Brent crude oil futures climbed above $116 per barrel on Thursday morning, marking an increase of more than 8 percent from the previous close, after a sharp escalation in attacks on key energy infrastructure in the Persian Gulf.
The surge followed Israeli airstrikes on Wednesday that damaged facilities at Iran's South Pars natural gas field, the world's largest, shared with Qatar, as well as the Asaluyeh oil refinery and petrochemical sites on Iran's southern coast. Iran retaliated hours later with missile strikes on Qatar's Ras Laffan Industrial City, home to the world's largest LNG export facility, causing extensive damage and prompting Qatar to suspend production.
Brent crude briefly touched $119 before settling around $116.24, up 5.96 percent on the day and over 58 percent in the past month. West Texas Intermediate crude rose about 1.3 percent to $97.59. Natural gas prices also jumped, with Europe's TTF benchmark up 16.5 percent to 63.7 euros per megawatt-hour and U.S. natural gas gaining 4 percent to $3.19 per million British thermal units.
The attacks heightened fears of widespread supply disruptions, as the Strait of Hormuz remains effectively closed, blocking about 20 percent of global oil shipments. Major Gulf producers have curbed output amid the conflict, which began with U.S.-Israeli strikes on Iran on February 28. Oil prices have risen roughly 50 to 60 percent since then.
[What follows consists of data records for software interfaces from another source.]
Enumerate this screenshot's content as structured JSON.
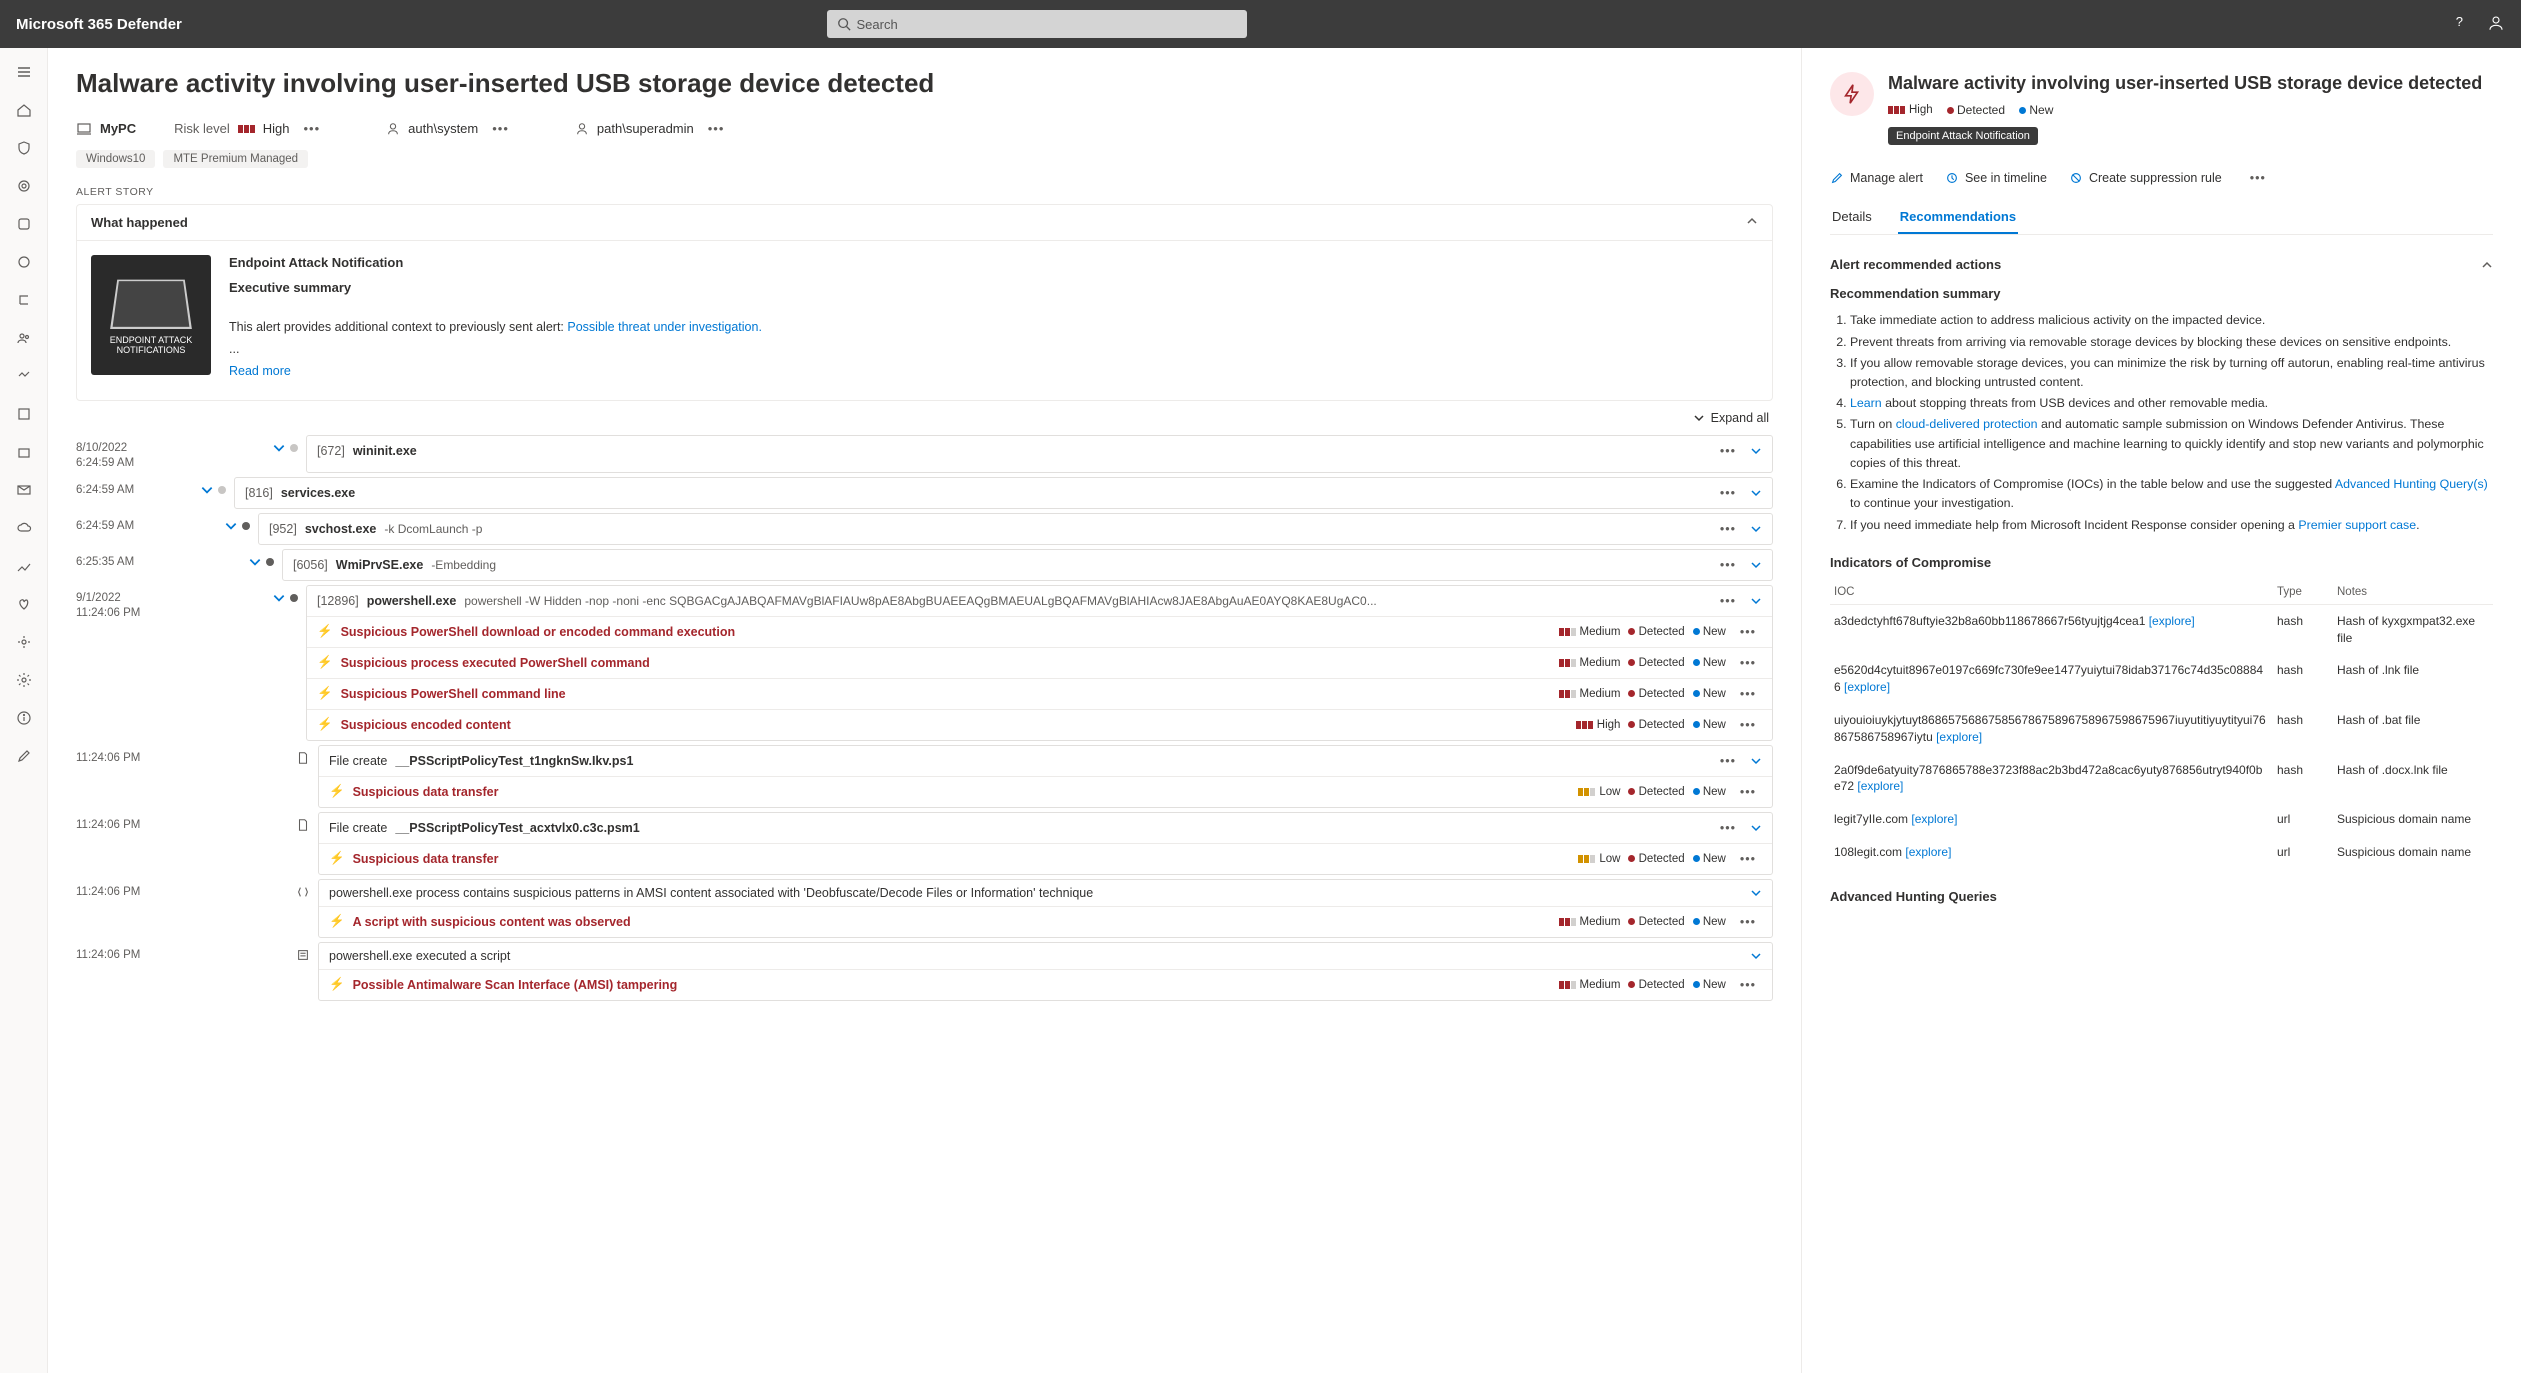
{
  "header": {
    "product": "Microsoft 365 Defender",
    "search_placeholder": "Search"
  },
  "page": {
    "title": "Malware activity involving user-inserted USB storage device detected",
    "device": "MyPC",
    "risk_label": "Risk level",
    "risk_value": "High",
    "user1": "auth\\system",
    "user2": "path\\superadmin",
    "tags": [
      "Windows10",
      "MTE Premium Managed"
    ]
  },
  "story": {
    "section_label": "ALERT STORY",
    "heading": "What happened",
    "ean_title": "Endpoint Attack Notification",
    "exec_sum": "Executive summary",
    "context1": "This alert provides additional context to previously sent alert: ",
    "context_link": "Possible threat under investigation.",
    "ellipsis": "...",
    "read_more": "Read more",
    "expand_all": "Expand all",
    "badge_line1": "ENDPOINT ATTACK",
    "badge_line2": "NOTIFICATIONS"
  },
  "tree": [
    {
      "time1": "8/10/2022",
      "time2": "6:24:59 AM",
      "pid": "[672]",
      "exe": "wininit.exe",
      "args": ""
    },
    {
      "time1": "",
      "time2": "6:24:59 AM",
      "pid": "[816]",
      "exe": "services.exe",
      "args": ""
    },
    {
      "time1": "",
      "time2": "6:24:59 AM",
      "pid": "[952]",
      "exe": "svchost.exe",
      "args": "-k DcomLaunch -p"
    },
    {
      "time1": "",
      "time2": "6:25:35 AM",
      "pid": "[6056]",
      "exe": "WmiPrvSE.exe",
      "args": "-Embedding"
    },
    {
      "time1": "9/1/2022",
      "time2": "11:24:06 PM",
      "pid": "[12896]",
      "exe": "powershell.exe",
      "args": "powershell -W Hidden -nop -noni -enc SQBGACgAJABQAFMAVgBlAFIAUw8pAE8AbgBUAEEAQgBMAEUALgBQAFMAVgBlAHIAcw8JAE8AbgAuAE0AYQ8KAE8UgAC0..."
    }
  ],
  "alerts_ps": [
    {
      "name": "Suspicious PowerShell download or encoded command execution",
      "sev": "Medium",
      "status": "Detected",
      "state": "New"
    },
    {
      "name": "Suspicious process executed PowerShell command",
      "sev": "Medium",
      "status": "Detected",
      "state": "New"
    },
    {
      "name": "Suspicious PowerShell command line",
      "sev": "Medium",
      "status": "Detected",
      "state": "New"
    },
    {
      "name": "Suspicious encoded content",
      "sev": "High",
      "status": "Detected",
      "state": "New"
    }
  ],
  "file1": {
    "time": "11:24:06 PM",
    "head_pre": "File create",
    "head_post": "__PSScriptPolicyTest_t1ngknSw.Ikv.ps1",
    "alert": {
      "name": "Suspicious data transfer",
      "sev": "Low",
      "status": "Detected",
      "state": "New"
    }
  },
  "file2": {
    "time": "11:24:06 PM",
    "head_pre": "File create",
    "head_post": "__PSScriptPolicyTest_acxtvlx0.c3c.psm1",
    "alert": {
      "name": "Suspicious data transfer",
      "sev": "Low",
      "status": "Detected",
      "state": "New"
    }
  },
  "amsi": {
    "time": "11:24:06 PM",
    "head": "powershell.exe process contains suspicious patterns in AMSI content associated with 'Deobfuscate/Decode Files or Information' technique",
    "alert": {
      "name": "A script with suspicious content was observed",
      "sev": "Medium",
      "status": "Detected",
      "state": "New"
    }
  },
  "script": {
    "time": "11:24:06 PM",
    "head": "powershell.exe executed a script",
    "alert": {
      "name": "Possible Antimalware Scan Interface (AMSI) tampering",
      "sev": "Medium",
      "status": "Detected",
      "state": "New"
    }
  },
  "panel": {
    "title": "Malware activity involving user-inserted USB storage device detected",
    "sev": "High",
    "status": "Detected",
    "state": "New",
    "ean_tag": "Endpoint Attack Notification",
    "actions": {
      "manage": "Manage alert",
      "timeline": "See in timeline",
      "suppress": "Create suppression rule"
    },
    "tabs": {
      "details": "Details",
      "recs": "Recommendations"
    },
    "alert_rec_h": "Alert recommended actions",
    "rec_sum_h": "Recommendation summary",
    "recs": [
      {
        "pre": "Take immediate action to address malicious activity on the impacted device."
      },
      {
        "pre": "Prevent threats from arriving via removable storage devices by blocking these devices on sensitive endpoints."
      },
      {
        "pre": "If you allow removable storage devices, you can minimize the risk by turning off autorun, enabling real-time antivirus protection, and blocking untrusted content."
      },
      {
        "link_first": true,
        "link": "Learn",
        "post": " about stopping threats from USB devices and other removable media."
      },
      {
        "pre": "Turn on ",
        "link": "cloud-delivered protection",
        "post": " and automatic sample submission on Windows Defender Antivirus. These capabilities use artificial intelligence and machine learning to quickly identify and stop new variants and polymorphic copies of this threat."
      },
      {
        "pre": "Examine the Indicators of Compromise (IOCs) in the table below and use the suggested ",
        "link": "Advanced Hunting Query(s)",
        "post": " to continue your investigation."
      },
      {
        "pre": "If you need immediate help from Microsoft Incident Response consider opening a ",
        "link": "Premier support case",
        "post": "."
      }
    ],
    "ioc_h": "Indicators of Compromise",
    "ioc_cols": {
      "ioc": "IOC",
      "type": "Type",
      "notes": "Notes"
    },
    "ioc": [
      {
        "ioc": "a3dedctyhft678uftyie32b8a60bb118678667r56tyujtjg4cea1",
        "type": "hash",
        "notes": "Hash of kyxgxmpat32.exe file"
      },
      {
        "ioc": "e5620d4cytuit8967e0197c669fc730fe9ee1477yuiytui78idab37176c74d35c088846",
        "type": "hash",
        "notes": "Hash of <FILE_NAME>.lnk file"
      },
      {
        "ioc": "uiyouioiuykjytuyt86865756867585678675896758967598675967iuyutitiyuytityui76867586758967iytu",
        "type": "hash",
        "notes": "Hash of <FILE_NAME>.bat file"
      },
      {
        "ioc": "2a0f9de6atyuity7876865788e3723f88ac2b3bd472a8cac6yuty876856utryt940f0be72",
        "type": "hash",
        "notes": "Hash of <FILE_NAME>.docx.lnk file"
      },
      {
        "ioc": "legit7yIIe.com",
        "type": "url",
        "notes": "Suspicious domain name"
      },
      {
        "ioc": "108legit.com",
        "type": "url",
        "notes": "Suspicious domain name"
      }
    ],
    "explore": "[explore]",
    "ahq_h": "Advanced Hunting Queries"
  }
}
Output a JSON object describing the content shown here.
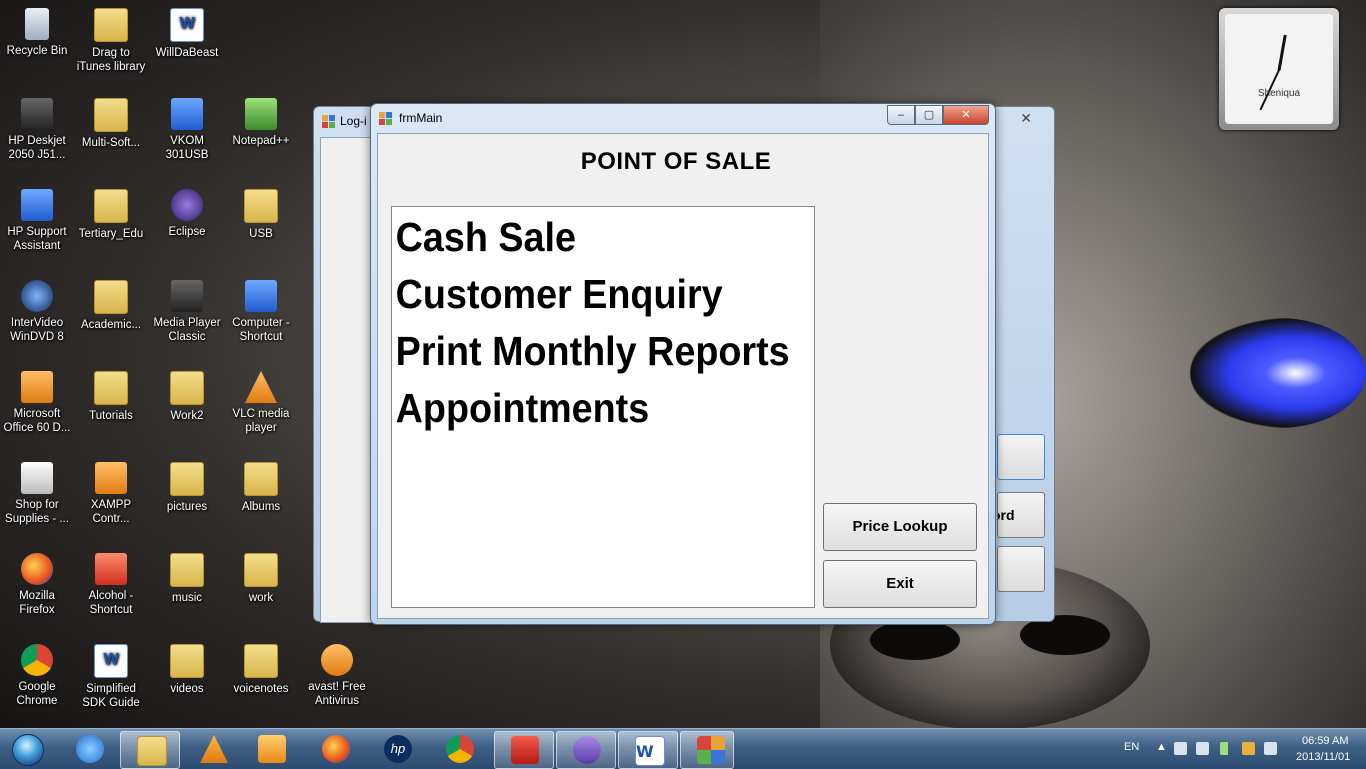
{
  "desktop_icons": [
    {
      "label": "Recycle Bin"
    },
    {
      "label": "Drag to iTunes library"
    },
    {
      "label": "WillDaBeast"
    },
    {
      "label": "HP Deskjet 2050 J51..."
    },
    {
      "label": "Multi-Soft..."
    },
    {
      "label": "VKOM 301USB"
    },
    {
      "label": "Notepad++"
    },
    {
      "label": "HP Support Assistant"
    },
    {
      "label": "Tertiary_Edu"
    },
    {
      "label": "Eclipse"
    },
    {
      "label": "USB"
    },
    {
      "label": "InterVideo WinDVD 8"
    },
    {
      "label": "Academic..."
    },
    {
      "label": "Media Player Classic"
    },
    {
      "label": "Computer - Shortcut"
    },
    {
      "label": "Microsoft Office 60 D..."
    },
    {
      "label": "Tutorials"
    },
    {
      "label": "Work2"
    },
    {
      "label": "VLC media player"
    },
    {
      "label": "Shop for Supplies - ..."
    },
    {
      "label": "XAMPP Contr..."
    },
    {
      "label": "pictures"
    },
    {
      "label": "Albums"
    },
    {
      "label": "Mozilla Firefox"
    },
    {
      "label": "Alcohol - Shortcut"
    },
    {
      "label": "music"
    },
    {
      "label": "work"
    },
    {
      "label": "Google Chrome"
    },
    {
      "label": "Simplified SDK Guide"
    },
    {
      "label": "videos"
    },
    {
      "label": "voicenotes"
    },
    {
      "label": "avast! Free Antivirus"
    }
  ],
  "clock_gadget": {
    "name": "Sheniqua"
  },
  "back_window": {
    "title": "Log-i",
    "button_fragment": "ord"
  },
  "main_window": {
    "title": "frmMain",
    "caption_minimize": "‒",
    "caption_maximize": "▢",
    "caption_close": "✕",
    "heading": "POINT OF SALE",
    "menu_items": [
      "Cash Sale",
      "Customer Enquiry",
      "Print Monthly Reports",
      "Appointments"
    ],
    "price_lookup_label": "Price Lookup",
    "exit_label": "Exit"
  },
  "taskbar": {
    "language": "EN",
    "time": "06:59 AM",
    "date": "2013/11/01",
    "hp_label": "hp",
    "word_label": "W"
  },
  "colors": {
    "accent_blue": "#2c3bf0",
    "taskbar": "#3e5f84",
    "close_red": "#c7432b"
  }
}
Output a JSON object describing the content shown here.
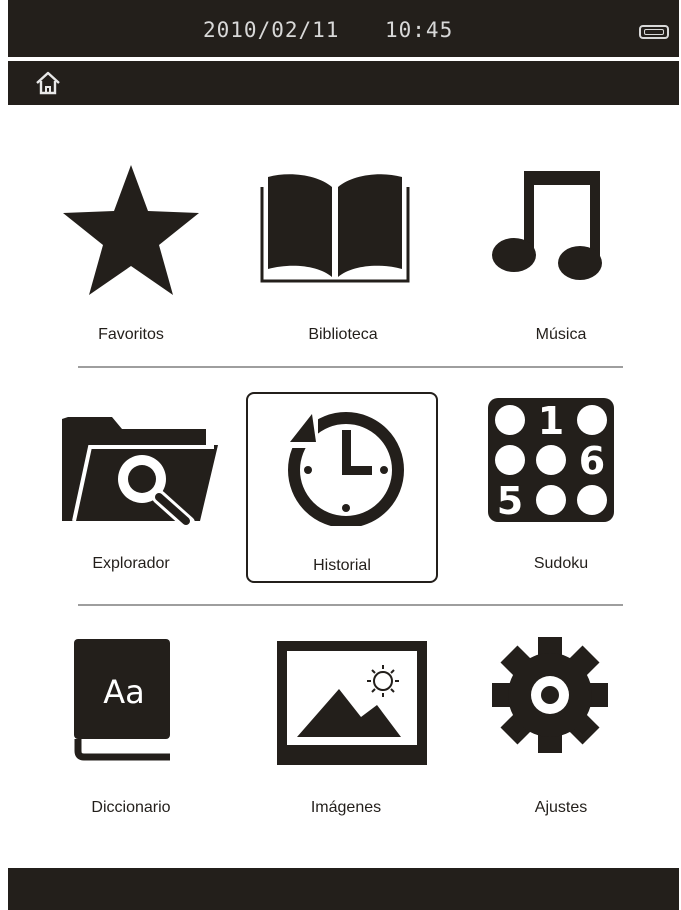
{
  "status_bar": {
    "date": "2010/02/11",
    "time": "10:45",
    "battery_icon": "battery-icon"
  },
  "nav_bar": {
    "home_icon": "home-icon"
  },
  "colors": {
    "bar": "#231f1b",
    "icon": "#231f1b",
    "divider": "#9e9e9e"
  },
  "menu": {
    "rows": [
      [
        {
          "label": "Favoritos",
          "icon": "star-icon"
        },
        {
          "label": "Biblioteca",
          "icon": "book-icon"
        },
        {
          "label": "Música",
          "icon": "music-note-icon"
        }
      ],
      [
        {
          "label": "Explorador",
          "icon": "folder-search-icon"
        },
        {
          "label": "Historial",
          "icon": "history-clock-icon",
          "selected": true
        },
        {
          "label": "Sudoku",
          "icon": "sudoku-icon"
        }
      ],
      [
        {
          "label": "Diccionario",
          "icon": "dictionary-icon"
        },
        {
          "label": "Imágenes",
          "icon": "image-icon"
        },
        {
          "label": "Ajustes",
          "icon": "gear-icon"
        }
      ]
    ]
  },
  "sudoku_digits": [
    "1",
    "6",
    "5"
  ],
  "dictionary_text": "Aa"
}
Qatar's Foreign Ministry described the Iranian attack as a "dangerous escalation" and a "flagrant violation of sovereignty," reserving the right to respond under international law. Iran's army issued evacuation warnings for energy facilities in Saudi Arabia, the United Arab Emirates, and Qatar, citing U.S. military presence.
U.S. President Donald Trump criticized Israel's strike on the South Pars field, stating the U.S. had prior knowledge but urged restraint, and warned that America would "massively blow up" a major Iranian gas field if Iran attacks Qatar again. Trump also temporarily waived the Jones Act to ease domestic transportation of oil and commodities using foreign-flagged vessels.
Analysts warned of further volatility. Tom Kloza of Gulf Oil said prices could go "apocalyptic" if attacks spread beyond the Gulf. Dan Pickering of Pickering Energy Partners noted a shift from supply chain issues to actual production disruptions.
Stock markets fell amid the energy rally, with investors bracing for prolonged disruptions in a region vital to global supplies.